Primary progressive aphasia is a clinical dementia syndrome. Degenerative disease causes language abilities to slowly decline and over time affects other cognitive and behavioral skills. Symptoms include: word finding, anomia, speech errors and poor auditory comprehension. There are three PPA subtypes: nonfluent/ agrammatic, semantic and logopenic.

PPA is diagnosed through a series of exams: neurological to determine the rate of onset, and other possible illness; neuroimaging to rule out other diseases; neuropsychological to determine the nature of language impairment; and speechlanguage pathology to assess language modalities (speech, reading, writing), components (grammar, semantics, phonology) and functional communication skills for treatment planning.

Troubles & Tips

Q: We work with a man who has semantic PPA and has become depressed and hopeless. Is there a risk of suicide among people with this diagnosis?

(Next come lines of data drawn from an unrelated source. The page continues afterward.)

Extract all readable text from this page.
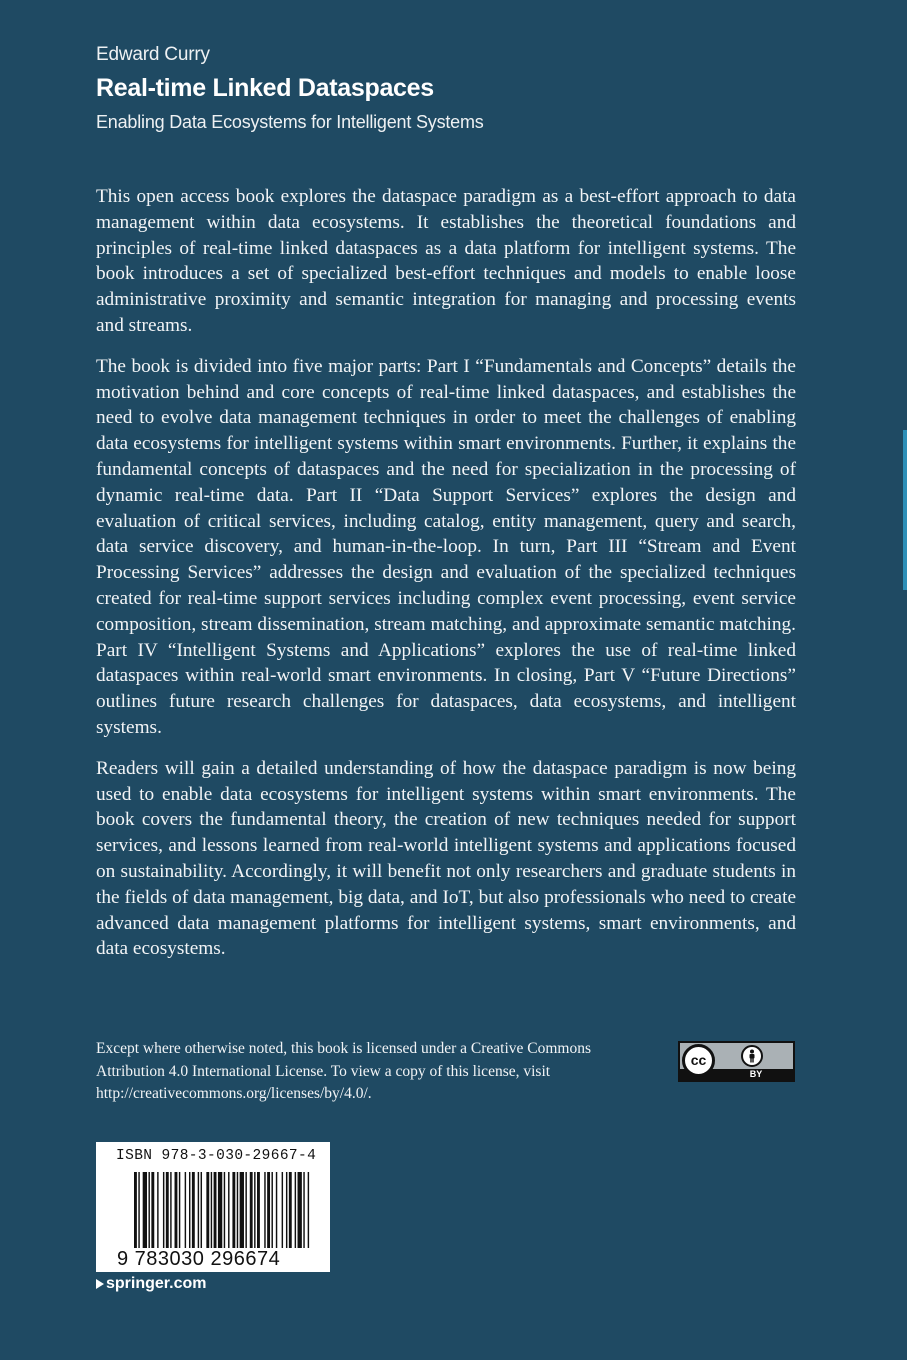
Edward Curry
Real-time Linked Dataspaces
Enabling Data Ecosystems for Intelligent Systems

This open access book explores the dataspace paradigm as a best-effort approach to data management within data ecosystems. It establishes the theoretical foundations and principles of real-time linked dataspaces as a data platform for intelligent systems. The book introduces a set of specialized best-effort techniques and models to enable loose administrative proximity and semantic integration for managing and processing events and streams.

The book is divided into five major parts: Part I “Fundamentals and Concepts” details the motivation behind and core concepts of real-time linked dataspaces, and establishes the need to evolve data management techniques in order to meet the challenges of enabling data ecosystems for intelligent systems within smart environments. Further, it explains the fundamental concepts of dataspaces and the need for specialization in the processing of dynamic real-time data. Part II “Data Support Services” explores the design and evaluation of critical services, including catalog, entity management, query and search, data service discovery, and human-in-the-loop. In turn, Part III “Stream and Event Processing Services” addresses the design and evaluation of the specialized techniques created for real-time support services including complex event processing, event service composition, stream dissemination, stream matching, and approximate semantic matching. Part IV “Intelligent Systems and Applications” explores the use of real-time linked dataspaces within real-world smart environments. In closing, Part V “Future Directions” outlines future research challenges for dataspaces, data ecosystems, and intelligent systems.

Readers will gain a detailed understanding of how the dataspace paradigm is now being used to enable data ecosystems for intelligent systems within smart environments. The book covers the fundamental theory, the creation of new techniques needed for support services, and lessons learned from real-world intelligent systems and applications focused on sustainability. Accordingly, it will benefit not only researchers and graduate students in the fields of data management, big data, and IoT, but also professionals who need to create advanced data management platforms for intelligent systems, smart environments, and data ecosystems.

Except where otherwise noted, this book is licensed under a Creative Commons Attribution 4.0 International License. To view a copy of this license, visit http://creativecommons.org/licenses/by/4.0/.
cc
BY
ISBN 978-3-030-29667-4
9 783030 296674
springer.com
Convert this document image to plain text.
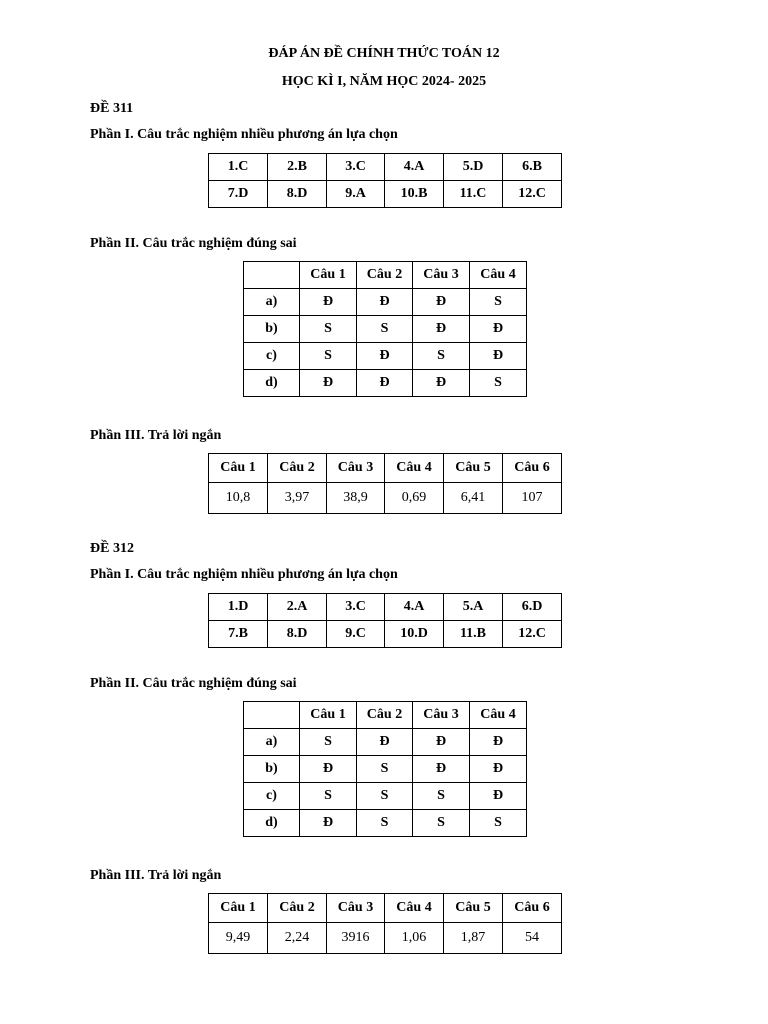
ĐÁP ÁN ĐỀ CHÍNH THỨC TOÁN 12
HỌC KÌ I, NĂM HỌC 2024- 2025
ĐỀ 311
Phần I. Câu trắc nghiệm nhiều phương án lựa chọn
1.C	2.B	3.C	4.A	5.D	6.B
7.D	8.D	9.A	10.B	11.C	12.C
Phần II. Câu trắc nghiệm đúng sai
	Câu 1	Câu 2	Câu 3	Câu 4
a)	Đ	Đ	Đ	S
b)	S	S	Đ	Đ
c)	S	Đ	S	Đ
d)	Đ	Đ	Đ	S
Phần III. Trả lời ngắn
Câu 1	Câu 2	Câu 3	Câu 4	Câu 5	Câu 6
10,8	3,97	38,9	0,69	6,41	107
ĐỀ 312
Phần I. Câu trắc nghiệm nhiều phương án lựa chọn
1.D	2.A	3.C	4.A	5.A	6.D
7.B	8.D	9.C	10.D	11.B	12.C
Phần II. Câu trắc nghiệm đúng sai
	Câu 1	Câu 2	Câu 3	Câu 4
a)	S	Đ	Đ	Đ
b)	Đ	S	Đ	Đ
c)	S	S	S	Đ
d)	Đ	S	S	S
Phần III. Trả lời ngắn
Câu 1	Câu 2	Câu 3	Câu 4	Câu 5	Câu 6
9,49	2,24	3916	1,06	1,87	54
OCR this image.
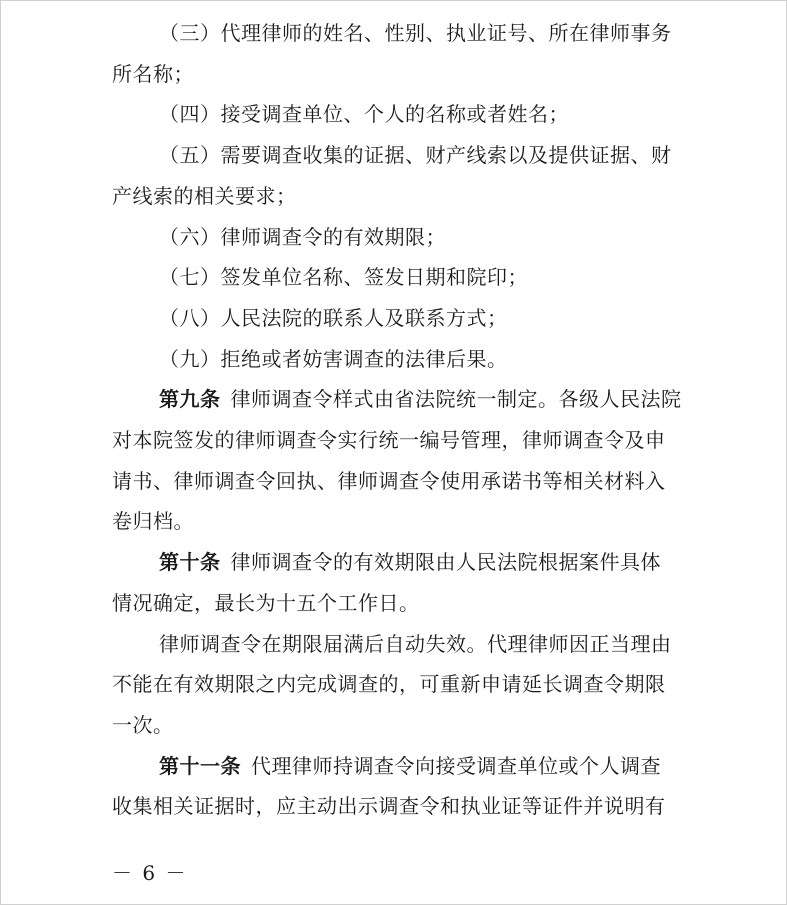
（三）代理律师的姓名、性别、执业证号、所在律师事务
所名称；
（四）接受调查单位、个人的名称或者姓名；
（五）需要调查收集的证据、财产线索以及提供证据、财
产线索的相关要求；
（六）律师调查令的有效期限；
（七）签发单位名称、签发日期和院印；
（八）人民法院的联系人及联系方式；
（九）拒绝或者妨害调查的法律后果。
第九条 律师调查令样式由省法院统一制定。各级人民法院
对本院签发的律师调查令实行统一编号管理，律师调查令及申
请书、律师调查令回执、律师调查令使用承诺书等相关材料入
卷归档。
第十条 律师调查令的有效期限由人民法院根据案件具体
情况确定，最长为十五个工作日。
律师调查令在期限届满后自动失效。代理律师因正当理由
不能在有效期限之内完成调查的，可重新申请延长调查令期限
一次。
第十一条 代理律师持调查令向接受调查单位或个人调查
收集相关证据时，应主动出示调查令和执业证等证件并说明有
－ 6 －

A. Yes. Many people with semantic PPA are not bothered by their losses. However, a percentage of people (possibly 20%) are aware and troubled by the losses.

Semantic PPA typically affects people at the prime of their career and family life. The symptoms begin gradually with difficulty finding the right word or the names of friends. People are able to speak fluently, but lose the substance of conversation as the meaning of more and more words is lost. Many people have trouble recognizing faces and reading emotion or non-verbal communication while visuospatial skills and the ability to do calculations remain preserved.

The loss of understanding words and concepts makes it difficult to participate in activities and relationships that have been important to the person. People become unable to work and are often granted early social security disability. Roles at home change as a spouse continues or returns to work to compensate for lost income. The “invisible” nature of the cognitive deficits means family and friends may not recognize the changes as symptoms of disease and become embarrassed or impatient when with the person.

As the semantics of language are lost, hobbies become impossible. For example, someone who did woodworking projects or enjoyed cooking and entertaining can no longer recognize the tools or utensils needed, or a sports fan no longer understands what players on the court are doing. Over time, the details of occupations, behaviors, and feelings a person experienced in the past become more vague and devoid of meaning. For example, one person could state he was a “father,” but was unable to describe his son as a baby or how it felt when he was born, and could not imagine his son with a family of his own.

People with semantic PPA can become despondent about how “stupid” they feel and may recognize an increasing burden on the family. Emerging research indicates that sv-PPA patients who had difficulty projecting themselves into the future and had disinhibited behavior were at greater risk. In light of the lack of pharmaceutical treatment for PPA, particular attention must be paid to psychosocial support and intervention. Should a person begin to express feelings of hopelessness or that their family would be better off without them, the risk of suicide should be evaluated. Antidepressant medication may be considered, and safety precautions, such as one-on-one coverage, could be implemented round the clock until staff assess that the risk is gone.